Urara Meirochou – 11
Let’s take a big bite out of the penultimate episode!
We got the PLOTZ!! But I really like it, there’s been a line running through this show that is quite frightening; if not outright terrifying. But being the sort of show is it, that get’s wrapped up in the moe package rather nicely. |
Chiya, Kurou, and Sometimes Tears
Yami of the white hair. Mama by any other name…
So we pick up right where we left off; one recap cold open later. Chiya was missing by the end of the test run, and the girl’s were just twigging on to that. But just when they get their bearing and readjust from completing the test and setting to find Chiya – she holds the quest coupon after all, the rest of the traps get triggered and the three of them have to deal with that. I really enjoyed the balance of both halves of the show. Nono, Kon, and Koume had to deal with everything with a a sense of urgency and immediacy that was both visible and tractable, and with Chiya we had the chance to take our time and ponder the mystery. By intercutting between both scenes they kept one portion of the show fast paced, and the cuts didn’t diminish Chiya’s story at all. Then the second half played it out naturally with both angles when the group was made whole.
The ever awesome Matsuko!
But where the three test-runners had their fair share of troubles, it was Chiya’s test that proved to be the meat of the episode. We’ve been waiting for the story to reveal some of it’s secrets since the beginning, and this looks to be the first payoff. While they didn’t over-explain the mystery – and thank goodness for that, the last thing we need is an overabundance of exposition – they kept it to a nice balance of revelation and tantalization. We don’t get information, so much as a confirmation of a feeling. Chiya really is more than advertised, and the “rabbit-hole” is much deeper than expected. But more important, Chiya’s mere existence is causing enough trouble for the Powers-That-Be to interfere with her and the whole of the test in as direct a manner as they can. They try to frighten off, but her shadowy twin, Kurou, is having none of that. Good use of that character/plot device to pay off what it started episodes ago.
Together to the end…and beyond!
So all of this has everything to do with her particular flavor of Seeing. Whereas everyone else needs a tool for their divination, Chiya was born with that Sight. I’ve not gone to far into real world fortune-telling, as the show only really uses those methods as storytelling tools – there doesn’t seem to be much need to go into each method’s esoterica. But, as I’ve said before, the tools are just a focus. Chiya is the urara and the tool. She has a direct line of sight to the gods, and that doesn’t make them happy in the least. It’s odd, but finding out her mother has the same blessing/curse is just the icing on the cake, it shows us that might be a persistent issue with Meirochou, and how that issue get’s resolved is probably at the heart of the grander story the manga is still telling as of this writing. For now, she’s the heart of Natsume-ya, and she keeps them from faltering. It’s her newfound trust, and theirs as well, that gives them the last divinational push they need to finish the test in the nick of time.
Yay, Level Nine…wonder what kind of sweet shops they’ll find?

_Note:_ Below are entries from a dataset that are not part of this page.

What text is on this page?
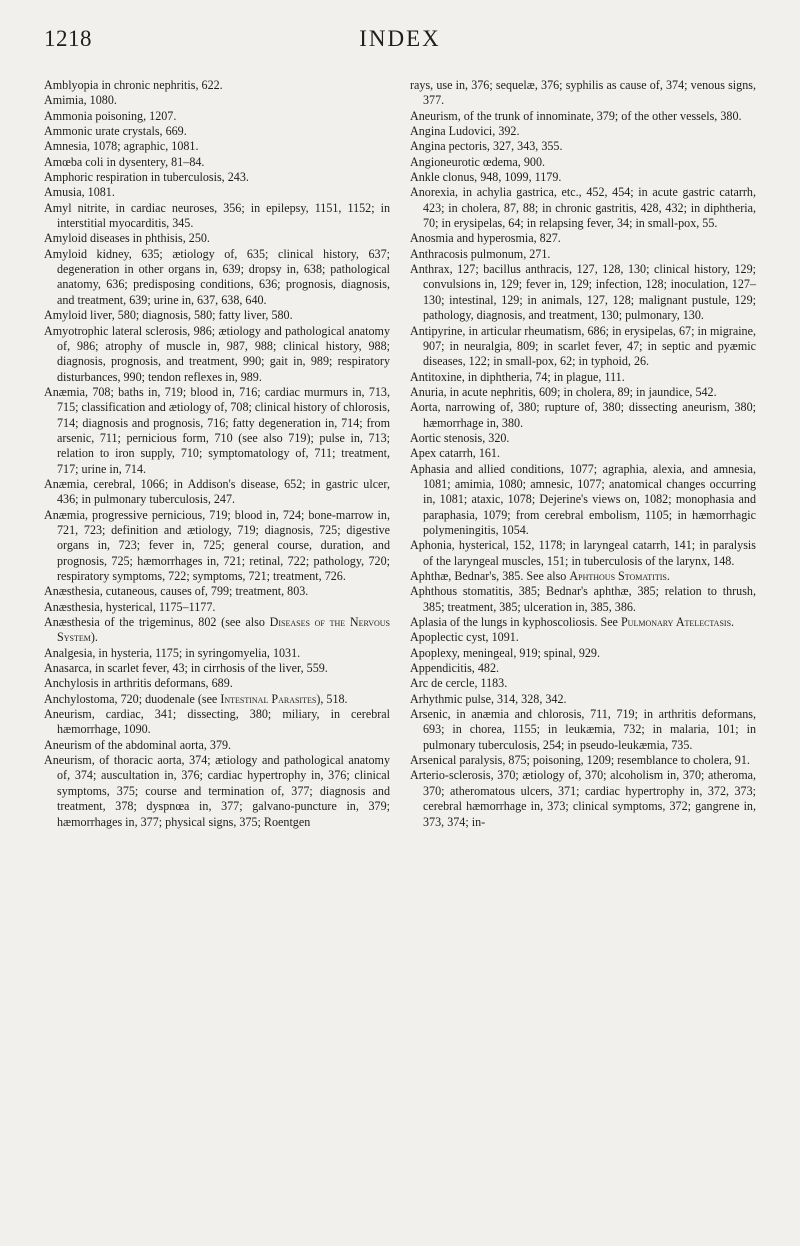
1218	INDEX

Amblyopia in chronic nephritis, 622.

Amimia, 1080.

Ammonia poisoning, 1207.

Ammonic urate crystals, 669.

Amnesia, 1078; agraphic, 1081.

Amœba coli in dysentery, 81–84.

Amphoric respiration in tuberculosis, 243.

Amusia, 1081.

Amyl nitrite, in cardiac neuroses, 356; in epilepsy, 1151, 1152; in interstitial myocarditis, 345.

Amyloid diseases in phthisis, 250.

Amyloid kidney, 635; ætiology of, 635; clinical history, 637; degeneration in other organs in, 639; dropsy in, 638; pathological anatomy, 636; predisposing conditions, 636; prognosis, diagnosis, and treatment, 639; urine in, 637, 638, 640.

Amyloid liver, 580; diagnosis, 580; fatty liver, 580.

Amyotrophic lateral sclerosis, 986; ætiology and pathological anatomy of, 986; atrophy of muscle in, 987, 988; clinical history, 988; diagnosis, prognosis, and treatment, 990; gait in, 989; respiratory disturbances, 990; tendon reflexes in, 989.

Anæmia, 708; baths in, 719; blood in, 716; cardiac murmurs in, 713, 715; classification and ætiology of, 708; clinical history of chlorosis, 714; diagnosis and prognosis, 716; fatty degeneration in, 714; from arsenic, 711; pernicious form, 710 (see also 719); pulse in, 713; relation to iron supply, 710; symptomatology of, 711; treatment, 717; urine in, 714.

Anæmia, cerebral, 1066; in Addison's disease, 652; in gastric ulcer, 436; in pulmonary tuberculosis, 247.

Anæmia, progressive pernicious, 719; blood in, 724; bone-marrow in, 721, 723; definition and ætiology, 719; diagnosis, 725; digestive organs in, 723; fever in, 725; general course, duration, and prognosis, 725; hæmorrhages in, 721; retinal, 722; pathology, 720; respiratory symptoms, 722; symptoms, 721; treatment, 726.

Anæsthesia, cutaneous, causes of, 799; treatment, 803.

Anæsthesia, hysterical, 1175–1177.

Anæsthesia of the trigeminus, 802 (see also Diseases of the Nervous System).

Analgesia, in hysteria, 1175; in syringomyelia, 1031.

Anasarca, in scarlet fever, 43; in cirrhosis of the liver, 559.

Anchylosis in arthritis deformans, 689.

Anchylostoma, 720; duodenale (see Intestinal Parasites), 518.

Aneurism, cardiac, 341; dissecting, 380; miliary, in cerebral hæmorrhage, 1090.

Aneurism of the abdominal aorta, 379.

Aneurism, of thoracic aorta, 374; ætiology and pathological anatomy of, 374; auscultation in, 376; cardiac hypertrophy in, 376; clinical symptoms, 375; course and termination of, 377; diagnosis and treatment, 378; dyspnœa in, 377; galvano-puncture in, 379; hæmorrhages in, 377; physical signs, 375; Roentgen

rays, use in, 376; sequelæ, 376; syphilis as cause of, 374; venous signs, 377.

Aneurism, of the trunk of innominate, 379; of the other vessels, 380.

Angina Ludovici, 392.

Angina pectoris, 327, 343, 355.

Angioneurotic œdema, 900.

Ankle clonus, 948, 1099, 1179.

Anorexia, in achylia gastrica, etc., 452, 454; in acute gastric catarrh, 423; in cholera, 87, 88; in chronic gastritis, 428, 432; in diphtheria, 70; in erysipelas, 64; in relapsing fever, 34; in small-pox, 55.

Anosmia and hyperosmia, 827.

Anthracosis pulmonum, 271.

Anthrax, 127; bacillus anthracis, 127, 128, 130; clinical history, 129; convulsions in, 129; fever in, 129; infection, 128; inoculation, 127–130; intestinal, 129; in animals, 127, 128; malignant pustule, 129; pathology, diagnosis, and treatment, 130; pulmonary, 130.

Antipyrine, in articular rheumatism, 686; in erysipelas, 67; in migraine, 907; in neuralgia, 809; in scarlet fever, 47; in septic and pyæmic diseases, 122; in small-pox, 62; in typhoid, 26.

Antitoxine, in diphtheria, 74; in plague, 111.

Anuria, in acute nephritis, 609; in cholera, 89; in jaundice, 542.

Aorta, narrowing of, 380; rupture of, 380; dissecting aneurism, 380; hæmorrhage in, 380.

Aortic stenosis, 320.

Apex catarrh, 161.

Aphasia and allied conditions, 1077; agraphia, alexia, and amnesia, 1081; amimia, 1080; amnesic, 1077; anatomical changes occurring in, 1081; ataxic, 1078; Dejerine's views on, 1082; monophasia and paraphasia, 1079; from cerebral embolism, 1105; in hæmorrhagic polymeningitis, 1054.

Aphonia, hysterical, 152, 1178; in laryngeal catarrh, 141; in paralysis of the laryngeal muscles, 151; in tuberculosis of the larynx, 148.

Aphthæ, Bednar's, 385. See also Aphthous Stomatitis.

Aphthous stomatitis, 385; Bednar's aphthæ, 385; relation to thrush, 385; treatment, 385; ulceration in, 385, 386.

Aplasia of the lungs in kyphoscoliosis. See Pulmonary Atelectasis.

Apoplectic cyst, 1091.

Apoplexy, meningeal, 919; spinal, 929.

Appendicitis, 482.

Arc de cercle, 1183.

Arhythmic pulse, 314, 328, 342.

Arsenic, in anæmia and chlorosis, 711, 719; in arthritis deformans, 693; in chorea, 1155; in leukæmia, 732; in malaria, 101; in pulmonary tuberculosis, 254; in pseudo-leukæmia, 735.

Arsenical paralysis, 875; poisoning, 1209; resemblance to cholera, 91.

Arterio-sclerosis, 370; ætiology of, 370; alcoholism in, 370; atheroma, 370; atheromatous ulcers, 371; cardiac hypertrophy in, 372, 373; cerebral hæmorrhage in, 373; clinical symptoms, 372; gangrene in, 373, 374; in-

So yeah, the terrifying bit. I’m a long time lover of cosmic horror fiction, and this has just the tip of that old Lovecraftian edge to it. There is an old saying, “Those which the gods wish to destroy, they first make mad”. Now I cannot claim the show is treading those boards, but I think about story’s taboo against divining the gods themselves, the source of divination power. I also think about, how on the cosmic scale of things, we have just enough collective grey matter to organize a great deal of information, but not that much above it, at least not yet. But pushing our boundaries usually live in stories like this. Then I play those twain’s meeting, and that aforementioned edge comes into sight. I’m seeing, that in this story, tool based divination as seeking organization from the perceived chaos of the cosmos, but it’s at enough of a remove to become what it is, if not outright superstition. Chiya is a direct line, the line that shoots right past the boundaries. But let’s not get too Lovecraftian as those hoary old stories are designed to chill the blood with a visit to the stark, mind-numbing depths of Lake Hali, and that is all well and good, but…
…this story has an onsen episode…See you then!